但如今,經歷了焚魂煉魄痛苦的瞿方幾乎是毫不猶豫便答應下來,眼巴巴地望著晏危:「大、大人有何吩咐,小人必萬死不辭!」
只要不再經受之前那種比死還要痛苦一萬倍的滋味,他願意做任何事,哪怕是像狗一樣搖尾乞憐。

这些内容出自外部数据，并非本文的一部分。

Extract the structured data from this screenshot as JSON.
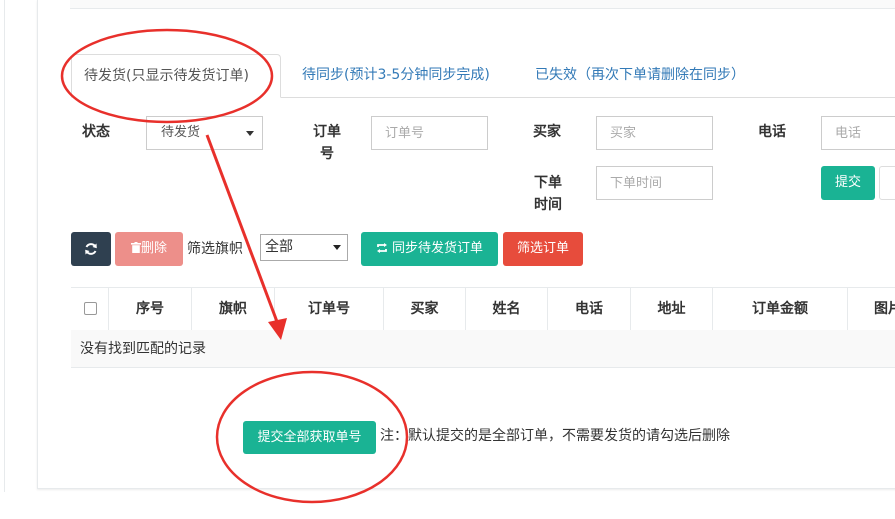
{
  "tabs": [
    {
      "label": "待发货(只显示待发货订单)",
      "active": true
    },
    {
      "label": "待同步(预计3-5分钟同步完成)",
      "active": false
    },
    {
      "label": "已失效（再次下单请删除在同步）",
      "active": false
    }
  ],
  "filters": {
    "status_label": "状态",
    "status_value": "待发货",
    "order_no_label": "订单号",
    "order_no_placeholder": "订单号",
    "buyer_label": "买家",
    "buyer_placeholder": "买家",
    "phone_label": "电话",
    "phone_placeholder": "电话",
    "order_time_label": "下单时间",
    "order_time_placeholder": "下单时间",
    "submit_label": "提交"
  },
  "toolbar": {
    "refresh_icon": "refresh-icon",
    "delete_label": "删除",
    "flag_filter_label": "筛选旗帜",
    "flag_filter_value": "全部",
    "sync_label": "同步待发货订单",
    "filter_orders_label": "筛选订单"
  },
  "table": {
    "columns": [
      "序号",
      "旗帜",
      "订单号",
      "买家",
      "姓名",
      "电话",
      "地址",
      "订单金额",
      "图片"
    ],
    "empty_text": "没有找到匹配的记录"
  },
  "footer": {
    "submit_all_label": "提交全部获取单号",
    "note": "注：默认提交的是全部订单，不需要发货的请勾选后删除"
  },
  "colors": {
    "teal": "#1ab394",
    "dark": "#2f4050",
    "red": "#e74c3c",
    "pink": "#ed8f8a",
    "annotation": "#e8302b",
    "link": "#337ab7"
  }
}
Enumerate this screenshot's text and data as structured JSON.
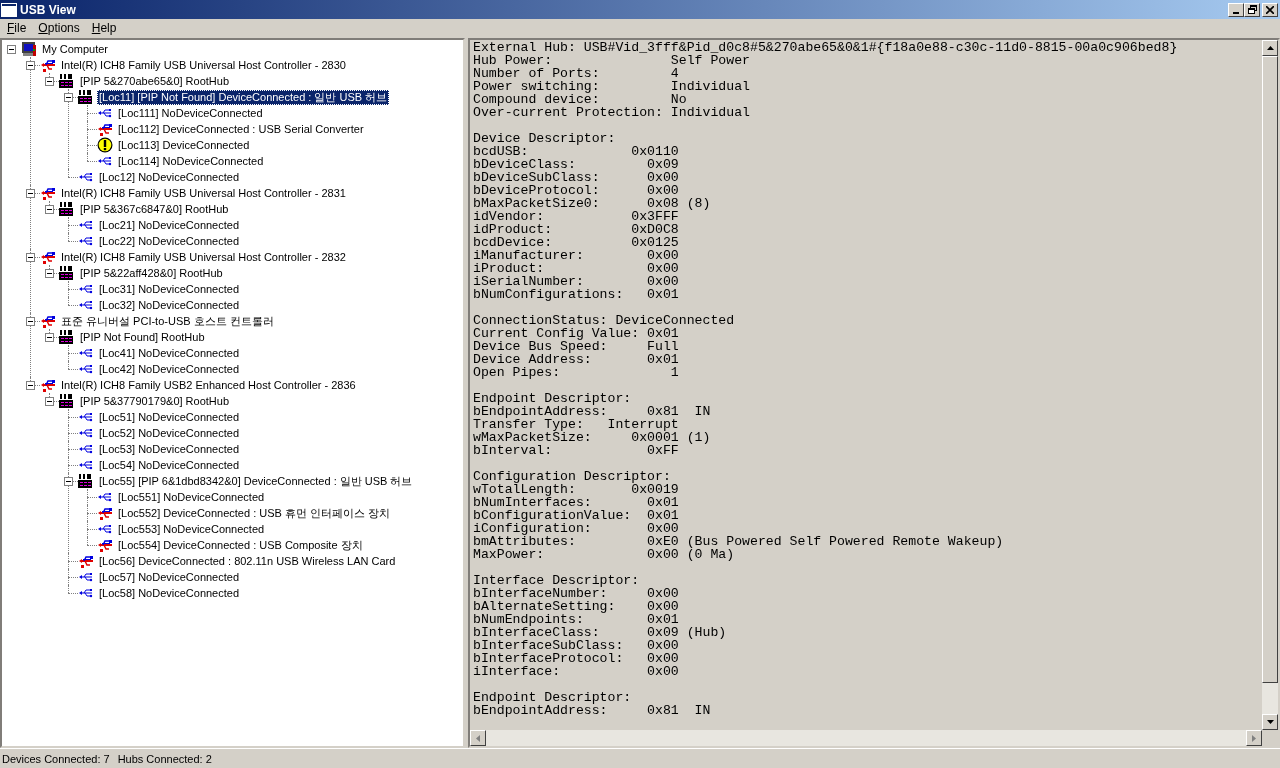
{
  "window": {
    "title": "USB View"
  },
  "menu": [
    {
      "label": "File"
    },
    {
      "label": "Options"
    },
    {
      "label": "Help"
    }
  ],
  "tree": [
    {
      "label": "My Computer",
      "kind": "computer",
      "selected": false,
      "expanded": true,
      "children": [
        {
          "label": "Intel(R) ICH8 Family USB Universal Host Controller - 2830",
          "kind": "controller",
          "selected": false,
          "expanded": true,
          "children": [
            {
              "label": "[PIP 5&270abe65&0] RootHub",
              "kind": "hub",
              "selected": false,
              "expanded": true,
              "children": [
                {
                  "label": "[Loc11] [PIP Not Found] DeviceConnected :  일반 USB 허브",
                  "kind": "hub",
                  "selected": true,
                  "expanded": true,
                  "children": [
                    {
                      "label": "[Loc111] NoDeviceConnected",
                      "kind": "port",
                      "selected": false
                    },
                    {
                      "label": "[Loc112] DeviceConnected :  USB Serial Converter",
                      "kind": "device",
                      "selected": false
                    },
                    {
                      "label": "[Loc113] DeviceConnected",
                      "kind": "warning",
                      "selected": false
                    },
                    {
                      "label": "[Loc114] NoDeviceConnected",
                      "kind": "port",
                      "selected": false
                    }
                  ]
                },
                {
                  "label": "[Loc12] NoDeviceConnected",
                  "kind": "port",
                  "selected": false
                }
              ]
            }
          ]
        },
        {
          "label": "Intel(R) ICH8 Family USB Universal Host Controller - 2831",
          "kind": "controller",
          "selected": false,
          "expanded": true,
          "children": [
            {
              "label": "[PIP 5&367c6847&0] RootHub",
              "kind": "hub",
              "selected": false,
              "expanded": true,
              "children": [
                {
                  "label": "[Loc21] NoDeviceConnected",
                  "kind": "port",
                  "selected": false
                },
                {
                  "label": "[Loc22] NoDeviceConnected",
                  "kind": "port",
                  "selected": false
                }
              ]
            }
          ]
        },
        {
          "label": "Intel(R) ICH8 Family USB Universal Host Controller - 2832",
          "kind": "controller",
          "selected": false,
          "expanded": true,
          "children": [
            {
              "label": "[PIP 5&22aff428&0] RootHub",
              "kind": "hub",
              "selected": false,
              "expanded": true,
              "children": [
                {
                  "label": "[Loc31] NoDeviceConnected",
                  "kind": "port",
                  "selected": false
                },
                {
                  "label": "[Loc32] NoDeviceConnected",
                  "kind": "port",
                  "selected": false
                }
              ]
            }
          ]
        },
        {
          "label": "표준 유니버설 PCI-to-USB 호스트 컨트롤러",
          "kind": "controller",
          "selected": false,
          "expanded": true,
          "children": [
            {
              "label": "[PIP Not Found] RootHub",
              "kind": "hub",
              "selected": false,
              "expanded": true,
              "children": [
                {
                  "label": "[Loc41] NoDeviceConnected",
                  "kind": "port",
                  "selected": false
                },
                {
                  "label": "[Loc42] NoDeviceConnected",
                  "kind": "port",
                  "selected": false
                }
              ]
            }
          ]
        },
        {
          "label": "Intel(R) ICH8 Family USB2 Enhanced Host Controller - 2836",
          "kind": "controller",
          "selected": false,
          "expanded": true,
          "children": [
            {
              "label": "[PIP 5&37790179&0] RootHub",
              "kind": "hub",
              "selected": false,
              "expanded": true,
              "children": [
                {
                  "label": "[Loc51] NoDeviceConnected",
                  "kind": "port",
                  "selected": false
                },
                {
                  "label": "[Loc52] NoDeviceConnected",
                  "kind": "port",
                  "selected": false
                },
                {
                  "label": "[Loc53] NoDeviceConnected",
                  "kind": "port",
                  "selected": false
                },
                {
                  "label": "[Loc54] NoDeviceConnected",
                  "kind": "port",
                  "selected": false
                },
                {
                  "label": "[Loc55] [PIP 6&1dbd8342&0] DeviceConnected :  일반 USB 허브",
                  "kind": "hub",
                  "selected": false,
                  "expanded": true,
                  "children": [
                    {
                      "label": "[Loc551] NoDeviceConnected",
                      "kind": "port",
                      "selected": false
                    },
                    {
                      "label": "[Loc552] DeviceConnected :  USB 휴먼 인터페이스 장치",
                      "kind": "device",
                      "selected": false
                    },
                    {
                      "label": "[Loc553] NoDeviceConnected",
                      "kind": "port",
                      "selected": false
                    },
                    {
                      "label": "[Loc554] DeviceConnected :  USB Composite 장치",
                      "kind": "device",
                      "selected": false
                    }
                  ]
                },
                {
                  "label": "[Loc56] DeviceConnected :  802.11n USB Wireless LAN Card",
                  "kind": "device",
                  "selected": false
                },
                {
                  "label": "[Loc57] NoDeviceConnected",
                  "kind": "port",
                  "selected": false
                },
                {
                  "label": "[Loc58] NoDeviceConnected",
                  "kind": "port",
                  "selected": false
                }
              ]
            }
          ]
        }
      ]
    }
  ],
  "details": [
    [
      "External Hub: USB#Vid_3fff&Pid_d0c8#5&270abe65&0&1#{f18a0e88-c30c-11d0-8815-00a0c906bed8}",
      "Hub Power:               Self Power",
      "Number of Ports:         4",
      "Power switching:         Individual",
      "Compound device:         No",
      "Over-current Protection: Individual"
    ],
    [
      "Device Descriptor:",
      "bcdUSB:             0x0110",
      "bDeviceClass:         0x09",
      "bDeviceSubClass:      0x00",
      "bDeviceProtocol:      0x00",
      "bMaxPacketSize0:      0x08 (8)",
      "idVendor:           0x3FFF",
      "idProduct:          0xD0C8",
      "bcdDevice:          0x0125",
      "iManufacturer:        0x00",
      "iProduct:             0x00",
      "iSerialNumber:        0x00",
      "bNumConfigurations:   0x01"
    ],
    [
      "ConnectionStatus: DeviceConnected",
      "Current Config Value: 0x01",
      "Device Bus Speed:     Full",
      "Device Address:       0x01",
      "Open Pipes:              1"
    ],
    [
      "Endpoint Descriptor:",
      "bEndpointAddress:     0x81  IN",
      "Transfer Type:   Interrupt",
      "wMaxPacketSize:     0x0001 (1)",
      "bInterval:            0xFF"
    ],
    [
      "Configuration Descriptor:",
      "wTotalLength:       0x0019",
      "bNumInterfaces:       0x01",
      "bConfigurationValue:  0x01",
      "iConfiguration:       0x00",
      "bmAttributes:         0xE0 (Bus Powered Self Powered Remote Wakeup)",
      "MaxPower:             0x00 (0 Ma)"
    ],
    [
      "Interface Descriptor:",
      "bInterfaceNumber:     0x00",
      "bAlternateSetting:    0x00",
      "bNumEndpoints:        0x01",
      "bInterfaceClass:      0x09 (Hub)",
      "bInterfaceSubClass:   0x00",
      "bInterfaceProtocol:   0x00",
      "iInterface:           0x00"
    ],
    [
      "Endpoint Descriptor:",
      "bEndpointAddress:     0x81  IN"
    ]
  ],
  "status_bar": [
    {
      "text": "Devices Connected: 7"
    },
    {
      "text": "Hubs Connected: 2"
    }
  ]
}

「那麼,想辦法把趙重之騙過來,越快越好。無論用什麼辦法。」
……把趙重之騙過來?
瞿方呆了呆,隨即便強忍住身體與靈魂中燒灼的痛苦,拼命壓榨著自己的大腦思考起來。
「有、有了!大人,我有辦法了!」
人在生死危機中總能百分之二百地壓榨出自身的潛力,更何況是面對比死亡還要恐怖的懲罰。瞿方不過思考了十幾個呼吸就有了主意。
「可以利用血丹。」
他討好地看向晏危樓,信誓旦旦地說道:「趙重之天賦一般,能夠在二十出頭便突破到凝真境,其實是動用了魔道中揠苗助長的秘法,再想進階千難萬難。因此他格外看重血丹。」
「一旦發現血丹煉製出了問題,他一定會親自來檢視。」
而如何偽裝煉藥失敗,對瞿方而言輕而易舉。短短一刻鐘不到,煉血池中突然傳出一聲像極了煉丹失敗的轟響。
……
事實證明,瞿方的確很瞭解趙重之。就在他製造出煉丹失敗的假象後不久,趙重之第一時間便察覺到不對勁,隨即迅速趕了過來。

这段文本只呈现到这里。